There are several limitations that should be considered in the interpretation of this study. First, we applied OrthoFusion super-resolution to our specific application with limited scans - the decision to use 4 high-resolution CT scans was based on the exploratory nature of this study, focusing on the initial validation of the OrthoFusion algorithm within the MeVisLab environment. The benefits of improving spatial resolution for bone segmentation are generalizable and have been tested for feasibility in other joints and with two orthogonal volumes, but performance should always be assessed in the context of each specific application. Conducting thorough internal validation ensures the algorithm meets the unique requirements and constraints of new use cases. Second, the processing and analysis involved in our biplane videoradiography pipeline requires significant user interaction and the cases were visibly identifiable, making blinding impossible. Finally, OrthoFusion uses a simple voxel-by-voxel averaging algorithm that creates a blurring effect. The addition of anisotropic filtering17 or a spatial weighted average approach18 are likely to enhance the image quality. These and numerous other enhancements could be implemented in future work, potentially through integration with platforms like 3D Slicer, which would facilitate broader dissemination and accessibility of the software. By incorporating OrthoFusion into such platforms, it could become more widely adopted by the research and clinical communities, allowing for easier application across various use cases.

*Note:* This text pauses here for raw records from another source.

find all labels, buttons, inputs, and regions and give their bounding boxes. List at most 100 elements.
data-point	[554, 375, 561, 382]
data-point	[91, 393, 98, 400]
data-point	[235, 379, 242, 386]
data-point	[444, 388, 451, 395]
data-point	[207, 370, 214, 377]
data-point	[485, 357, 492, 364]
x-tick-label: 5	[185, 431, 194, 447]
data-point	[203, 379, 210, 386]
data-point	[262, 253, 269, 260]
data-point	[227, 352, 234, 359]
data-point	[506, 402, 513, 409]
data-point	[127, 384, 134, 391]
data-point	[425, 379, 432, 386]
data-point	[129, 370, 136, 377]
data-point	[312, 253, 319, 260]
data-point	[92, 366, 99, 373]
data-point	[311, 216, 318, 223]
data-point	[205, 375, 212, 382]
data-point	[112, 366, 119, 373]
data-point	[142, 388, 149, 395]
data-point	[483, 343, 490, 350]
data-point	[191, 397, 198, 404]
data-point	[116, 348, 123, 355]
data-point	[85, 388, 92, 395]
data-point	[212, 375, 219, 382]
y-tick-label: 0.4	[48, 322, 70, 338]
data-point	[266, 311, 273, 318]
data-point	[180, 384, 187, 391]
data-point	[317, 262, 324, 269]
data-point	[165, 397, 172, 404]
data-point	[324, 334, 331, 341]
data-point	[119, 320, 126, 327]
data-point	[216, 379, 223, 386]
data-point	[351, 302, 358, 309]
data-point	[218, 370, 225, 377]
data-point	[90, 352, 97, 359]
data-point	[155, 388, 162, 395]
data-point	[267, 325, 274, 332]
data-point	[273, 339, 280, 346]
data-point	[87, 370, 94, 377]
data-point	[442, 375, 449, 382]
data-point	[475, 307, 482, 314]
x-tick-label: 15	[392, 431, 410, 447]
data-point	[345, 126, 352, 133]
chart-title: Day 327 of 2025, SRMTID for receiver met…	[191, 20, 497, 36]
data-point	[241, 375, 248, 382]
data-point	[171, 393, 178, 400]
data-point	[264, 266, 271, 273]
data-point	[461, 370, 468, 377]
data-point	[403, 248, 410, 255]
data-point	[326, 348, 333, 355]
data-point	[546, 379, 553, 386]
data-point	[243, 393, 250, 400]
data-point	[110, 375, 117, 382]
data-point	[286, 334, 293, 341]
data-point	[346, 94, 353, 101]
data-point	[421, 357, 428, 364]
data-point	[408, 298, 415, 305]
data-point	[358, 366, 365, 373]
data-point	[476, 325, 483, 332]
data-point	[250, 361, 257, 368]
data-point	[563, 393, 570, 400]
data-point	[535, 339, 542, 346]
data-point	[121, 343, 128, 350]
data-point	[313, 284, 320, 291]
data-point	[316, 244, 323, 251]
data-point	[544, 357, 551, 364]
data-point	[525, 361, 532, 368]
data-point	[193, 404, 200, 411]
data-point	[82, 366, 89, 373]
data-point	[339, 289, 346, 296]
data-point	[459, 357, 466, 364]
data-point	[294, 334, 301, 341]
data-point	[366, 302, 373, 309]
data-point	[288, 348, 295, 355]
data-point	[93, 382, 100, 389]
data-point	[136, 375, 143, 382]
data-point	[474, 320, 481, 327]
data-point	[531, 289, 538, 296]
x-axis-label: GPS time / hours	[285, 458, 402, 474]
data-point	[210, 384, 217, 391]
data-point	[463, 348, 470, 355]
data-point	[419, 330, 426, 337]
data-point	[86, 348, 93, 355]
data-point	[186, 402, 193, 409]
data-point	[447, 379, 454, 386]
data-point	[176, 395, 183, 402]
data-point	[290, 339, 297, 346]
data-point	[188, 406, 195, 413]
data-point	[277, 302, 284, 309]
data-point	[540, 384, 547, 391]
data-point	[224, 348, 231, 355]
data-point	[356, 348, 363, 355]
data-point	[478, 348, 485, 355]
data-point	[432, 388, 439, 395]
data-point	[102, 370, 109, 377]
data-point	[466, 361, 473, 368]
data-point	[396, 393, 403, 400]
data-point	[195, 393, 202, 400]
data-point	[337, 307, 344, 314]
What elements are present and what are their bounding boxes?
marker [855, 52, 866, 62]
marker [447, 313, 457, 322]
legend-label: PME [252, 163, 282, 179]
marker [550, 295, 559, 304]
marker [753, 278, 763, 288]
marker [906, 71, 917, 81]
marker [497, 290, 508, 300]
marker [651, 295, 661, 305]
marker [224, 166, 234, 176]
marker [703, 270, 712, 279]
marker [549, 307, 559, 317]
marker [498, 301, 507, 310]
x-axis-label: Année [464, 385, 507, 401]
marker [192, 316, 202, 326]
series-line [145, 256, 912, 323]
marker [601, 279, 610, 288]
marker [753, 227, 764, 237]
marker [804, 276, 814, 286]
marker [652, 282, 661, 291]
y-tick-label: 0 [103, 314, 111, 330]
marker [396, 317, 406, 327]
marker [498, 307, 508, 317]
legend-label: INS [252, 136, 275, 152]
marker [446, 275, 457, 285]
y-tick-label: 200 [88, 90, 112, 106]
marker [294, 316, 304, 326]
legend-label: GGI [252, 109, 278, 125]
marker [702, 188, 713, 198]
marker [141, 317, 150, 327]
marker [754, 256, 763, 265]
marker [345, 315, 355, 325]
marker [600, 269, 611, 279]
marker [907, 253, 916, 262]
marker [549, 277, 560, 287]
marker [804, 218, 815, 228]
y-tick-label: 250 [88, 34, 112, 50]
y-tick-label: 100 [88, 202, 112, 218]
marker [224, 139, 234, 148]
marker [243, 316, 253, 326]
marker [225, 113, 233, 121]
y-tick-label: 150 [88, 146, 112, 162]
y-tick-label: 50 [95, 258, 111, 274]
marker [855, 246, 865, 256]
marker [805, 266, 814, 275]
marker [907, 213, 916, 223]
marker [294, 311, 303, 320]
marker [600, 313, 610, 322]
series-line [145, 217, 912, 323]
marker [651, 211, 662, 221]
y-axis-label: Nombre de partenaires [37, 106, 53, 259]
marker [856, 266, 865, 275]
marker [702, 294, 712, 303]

This study demonstrates the utility of super-resolution to increase the spatial resolution of previously acquired low-resolution CT volumes. The OrthoFusion technique enabled us to use CT imaging from participant EMR for our biplane videoradiography studies, thus reducing exposure to radiation and costs associated with acquiring imaging. This straight-forward technique is easy to implement, generalizable to other applications, and allows researchers and clinicians that require high spatial resolution CT to utilize the abundance of clinical imaging in EMR.